Model theoretic characterizations of large cardinals revisited
W. Boney, S. Dimopoulos, V. Gitman, and M. Magidor, “Model theoretic characterizations of large cardinals revisited,” To appear in the Transactions of the AMS.
The compactness of strong logics and set theory have been intertwined since Tarski [1] defined (weakly and strongly) compact cardinals in terms of the properties of the infinitary logic $\mathbb L_{\kappa, \omega}$. This established a strong connection between abstract model theory and the theory of large cardinals, which has also become apparent by the recent breakthroughs in the theory of Abstract Elementary Classes-a purely model theoretic framework-where certain important results depend on the existence of large cardinal axioms.
The interaction between the two fields is also strengthened by the first author's article [2], which establishes new characterizations of established large cardinal notions, expressed in model theoretic terms as compactness properties. This paper is a sequel to [2] and characterizes more large cardinals this way, namely Woodin, various virtual large cardinals and subtle cardinals. Notably, this has led us to generalise or define new concepts in abstract model theory, that may be useful outside the scope of the current exposition.
One of the main philosophical open questions about the large cardinal hierarchy is to explain the fact that it appears to be linear. Hence, apart from the intrinsic interest, we believe that the framework of compactness principles that we invoke offers a new insight into this problem.

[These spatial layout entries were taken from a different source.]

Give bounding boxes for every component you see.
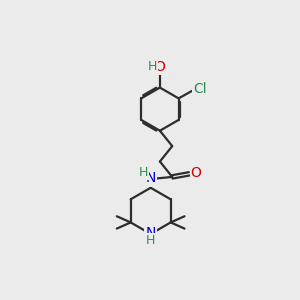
Text: H: H	[146, 234, 155, 248]
Text: H: H	[148, 60, 157, 73]
Text: O: O	[191, 166, 202, 180]
Text: N: N	[146, 172, 156, 185]
Text: N: N	[146, 226, 156, 240]
Text: Cl: Cl	[193, 82, 207, 96]
Text: O: O	[154, 60, 165, 74]
Text: H: H	[139, 166, 148, 179]
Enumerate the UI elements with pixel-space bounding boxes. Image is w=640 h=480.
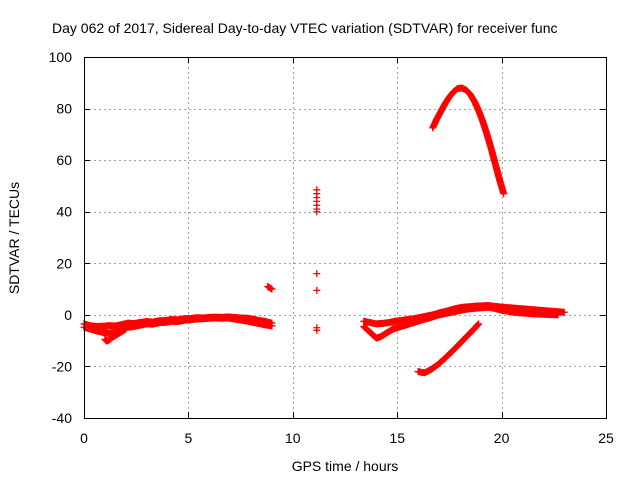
data-point [313,208,321,216]
data-point [313,270,321,278]
y-tick-labels: -40 -20 0 20 40 60 80 100 [49,49,73,426]
data-point [554,311,562,319]
y-tick-label: -20 [52,358,72,374]
x-tick-label: 20 [494,430,510,446]
y-tick-label: 80 [56,101,72,117]
data-point [475,320,483,328]
data-point [313,286,321,294]
series-band-a-low [80,314,276,337]
y-tick-label: 100 [49,49,73,65]
data-point [474,321,482,329]
data-point [500,190,508,198]
x-tick-label: 5 [185,430,193,446]
data-point [560,308,568,316]
data-point [268,285,276,293]
y-tick-label: 60 [56,152,72,168]
y-tick-label: 20 [56,255,72,271]
y-tick-label: -40 [52,410,72,426]
x-tick-label: 0 [80,430,88,446]
x-axis-title: GPS time / hours [292,458,399,474]
plot-frame [84,57,607,419]
chart-title: Day 062 of 2017, Sidereal Day-to-day VTE… [52,20,558,36]
y-tick-label: 0 [64,307,72,323]
series-cluster-9h [264,282,276,293]
series-arc-low [414,320,483,377]
data-points [80,84,568,377]
series-column-11h [313,186,321,334]
x-tick-label: 25 [598,430,614,446]
series-dip [101,325,130,345]
x-tick-label: 15 [389,430,405,446]
data-point [473,321,481,329]
data-point [313,326,321,334]
x-tick-labels: 0 5 10 15 20 25 [80,430,614,446]
series-arc-high [429,84,508,198]
grid [84,57,606,418]
y-axis-title: SDTVAR / TECUs [6,182,22,294]
axis-ticks [84,57,607,419]
y-tick-label: 40 [56,204,72,220]
x-tick-label: 10 [285,430,301,446]
series-band-b-low [360,303,562,342]
data-point [122,325,130,333]
data-point [268,322,276,330]
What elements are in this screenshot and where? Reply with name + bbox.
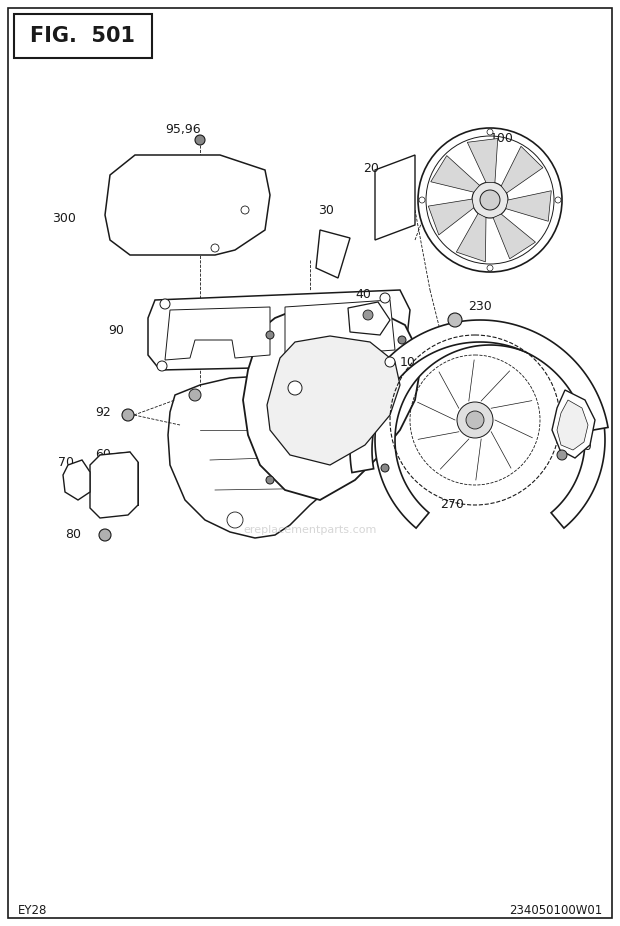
Polygon shape xyxy=(375,325,605,528)
Polygon shape xyxy=(375,155,415,240)
Polygon shape xyxy=(501,146,543,193)
Text: 10: 10 xyxy=(400,356,416,369)
Text: 95,96: 95,96 xyxy=(165,123,201,136)
Circle shape xyxy=(99,529,111,541)
Circle shape xyxy=(122,409,134,421)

We give a model-theoretic characterisation of Woodin cardinals by introducing a notion of Henkin models for arbitrary abstract logics. We characterise various virtual large cardinals, by introducing the notion of a pseudo-model for a theory. Finally, we characterise (a class version of) subtle cardinals as a natural weakening of Vopěnka's principle by showing that if ${\rm Ord}$ is subtle, then every abstract logic has a stationary class of weak compactness cardinals.
The conversations leading to this paper began at the conference "Accessible categories and their connections" organized by Andrew Brooke-Taylor, and we would like to thank Brooke-Taylor for organizing a fascinating meeting.
References
- A. Tarski, “Some problems and results relevant to the foundations of set theory,” in Logic, Methodology and Philosophy of Science, Proceedings of the 1960 International Congress, 1962.
- W. Boney, “Model theoretic characterizations of large cardinals,” Israel J. Math., vol. 236, no. 1, pp. 133–181, 2020.